The Rainbow Warriors drew a combined 10,265 fans to their two CollegeInsider.com Postseason Tournament appearances at the Stan Sheriff Center, according to figures provided by the school yesterday.

“I thought it was a pretty good bet that our fans would turn out to support the team — and it was,” said Jim Donovan, UH athletic director.

UH is attempting to finish the current fiscal year, which concludes June 30, in the black for only the second time in a decade.

Ticket sales alone, UH said, amounted to more than $170,000, easily covering the approximately $125,000 in expenses incurred hosting the two games and underwriting travel for Portland and the University of San Francisco.

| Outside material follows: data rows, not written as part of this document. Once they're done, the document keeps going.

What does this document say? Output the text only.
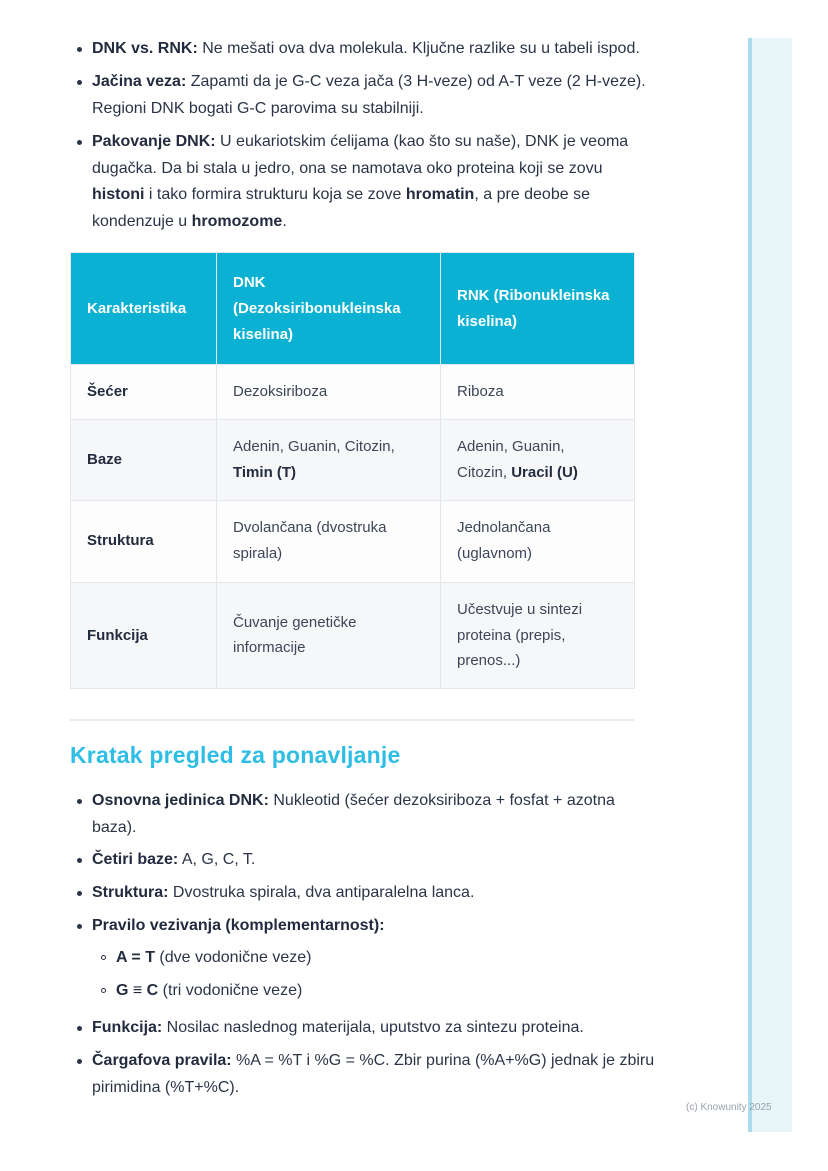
DNK vs. RNK: Ne mešati ova dva molekula. Ključne razlike su u tabeli ispod.
Jačina veza: Zapamti da je G-C veza jača (3 H-veze) od A-T veze (2 H-veze). Regioni DNK bogati G-C parovima su stabilniji.
Pakovanje DNK: U eukariotskim ćelijama (kao što su naše), DNK je veoma dugačka. Da bi stala u jedro, ona se namotava oko proteina koji se zovu histoni i tako formira strukturu koja se zove hromatin, a pre deobe se kondenzuje u hromozome.
Karakteristika	DNK (Dezoksiribonukleinska kiselina)	RNK (Ribonukleinska kiselina)
Šećer	Dezoksiriboza	Riboza
Baze	Adenin, Guanin, Citozin, Timin (T)	Adenin, Guanin, Citozin, Uracil (U)
Struktura	Dvolančana (dvostruka spirala)	Jednolančana (uglavnom)
Funkcija	Čuvanje genetičke informacije	Učestvuje u sintezi proteina (prepis, prenos...)
Kratak pregled za ponavljanje
Osnovna jedinica DNK: Nukleotid (šećer dezoksiriboza + fosfat + azotna baza).
Četiri baze: A, G, C, T.
Struktura: Dvostruka spirala, dva antiparalelna lanca.
Pravilo vezivanja (komplementarnost):
A = T (dve vodonične veze)
G ≡ C (tri vodonične veze)
Funkcija: Nosilac naslednog materijala, uputstvo za sintezu proteina.
Čargafova pravila: %A = %T i %G = %C. Zbir purina (%A+%G) jednak je zbiru pirimidina (%T+%C).
(c) Knowunity 2025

Saturday night’s turnstile crowd of 6,124 that turned out to see UH’s second-round loss to USF was one of the largest for either the 24-team CIT or the 16-team College Basketball Invitational so far this season. Ex-UH coach Riley Wallace, chair of the CIT selection committee said, “Right now Hawaii is probably leading (the CIT) in average attendance at over 5,000 per game.” Wallace said, “Our owner, Joe Dwyer, said Hawaii was a pleasure to work with and they did everything to help the team.”

Boise State lost money on its first-round CBI game with a crowd of “fewer than 2,700,” the Idaho Statesman newspaper reported.

Donovan said he felt it was important for UH to host the CIT games.

“We wanted to keep the players home for academic reasons,” Donovan said. “Plus we wanted to give our seniors, who had never played in a postseason event, an encore and we wanted to thank our fans for their support in hanging in there with the team.”